Saturday, 27 December 2014
My first appointment as a teacher was in the late 50s, to a school in Northolt, outer London. There discipline was maintained by the award to any pupil who offended against the school's ethos of a "black mark." Recipients of these were made to stand up in one of the daily assemblies and were were given a public lambasting by our somewhat ferocious Scottish headmaster. I don't recall any corresponding "white mark" for achievements of which the school approved, but maybe there was one.
However, when in the early 70 I took over my post as deputy headmaster of Port Moresby High School, then in the Australian sphere of influence a more liberal regime operated. Although misdeeds were noted by a "demerit," good works received a "credit." I worked on this system by urging the "demeriters" in private to adopt more virtuous paths, but praising the "top credit winners" publicly in the weekly assembly. I like to think that this was instrumental in improving the "tone" of the school.
In his very readable book "How to Speak Money"* novelist and critic John Lanchester, who claims not to be an economist, attempts to unravel the language of economics for the general reader. To facilitate this he has invented the word "reversification:" a way in which economists in general, but monetarists is particular, turn the meaning of a word into its opposite in order to make the concept it describes more acceptable.
To me the most striking example is the use of reversification to make the concept of debt respectable. Debt used to be a "black mark" or "demerit": a condition entered into by only the most feckless of people.
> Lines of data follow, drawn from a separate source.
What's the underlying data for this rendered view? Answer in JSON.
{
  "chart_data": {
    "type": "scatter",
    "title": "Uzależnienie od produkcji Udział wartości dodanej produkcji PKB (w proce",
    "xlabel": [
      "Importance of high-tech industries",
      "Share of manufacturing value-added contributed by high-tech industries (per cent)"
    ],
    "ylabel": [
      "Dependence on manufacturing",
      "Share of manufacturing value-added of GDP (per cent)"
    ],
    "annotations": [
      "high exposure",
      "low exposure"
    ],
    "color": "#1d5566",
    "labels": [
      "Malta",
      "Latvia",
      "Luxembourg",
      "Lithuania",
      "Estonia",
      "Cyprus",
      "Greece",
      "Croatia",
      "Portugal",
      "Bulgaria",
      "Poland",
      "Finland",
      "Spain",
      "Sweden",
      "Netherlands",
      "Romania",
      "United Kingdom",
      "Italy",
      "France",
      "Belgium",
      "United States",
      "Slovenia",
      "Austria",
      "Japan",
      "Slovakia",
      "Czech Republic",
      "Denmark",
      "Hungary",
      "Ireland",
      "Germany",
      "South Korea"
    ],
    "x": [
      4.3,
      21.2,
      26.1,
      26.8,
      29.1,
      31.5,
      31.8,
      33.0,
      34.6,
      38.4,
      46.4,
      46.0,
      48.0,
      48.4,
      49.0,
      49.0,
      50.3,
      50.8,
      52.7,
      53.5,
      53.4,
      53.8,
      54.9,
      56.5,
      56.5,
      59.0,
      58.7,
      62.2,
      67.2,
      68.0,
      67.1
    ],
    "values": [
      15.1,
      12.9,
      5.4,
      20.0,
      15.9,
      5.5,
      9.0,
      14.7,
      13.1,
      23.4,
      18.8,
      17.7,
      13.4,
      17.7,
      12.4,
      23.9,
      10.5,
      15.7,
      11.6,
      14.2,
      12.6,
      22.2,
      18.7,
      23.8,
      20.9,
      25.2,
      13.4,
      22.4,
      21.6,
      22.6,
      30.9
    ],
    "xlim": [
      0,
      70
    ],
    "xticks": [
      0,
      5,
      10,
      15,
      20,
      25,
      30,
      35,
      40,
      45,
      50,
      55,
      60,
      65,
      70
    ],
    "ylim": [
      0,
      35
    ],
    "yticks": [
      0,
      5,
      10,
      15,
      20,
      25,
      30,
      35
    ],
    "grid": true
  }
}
In extreme cases, they were put into prisons. A common form of debt in my youth was called "hire purchase" and my parents were very proud of the fact that, to furnish their home, they never descended to this disreputable device. "Every stick was paid for."
So to make debt respectable we have changed its name to "credit" What was laudable at Port Moresby High School is now the superficially respectable condition which, in what turned out to be its unsustainable private form, brought the western economic system to a halt in the mid 2000s. And if, in Britain, the system is recovering, it is largely the consequence of the accumulation of yet more private debt based on yet another housing boom, the very conditions which brought the system down in the first place.
John Lanchester's book* is a excellent read, even for those who think they know quite a lot about economics.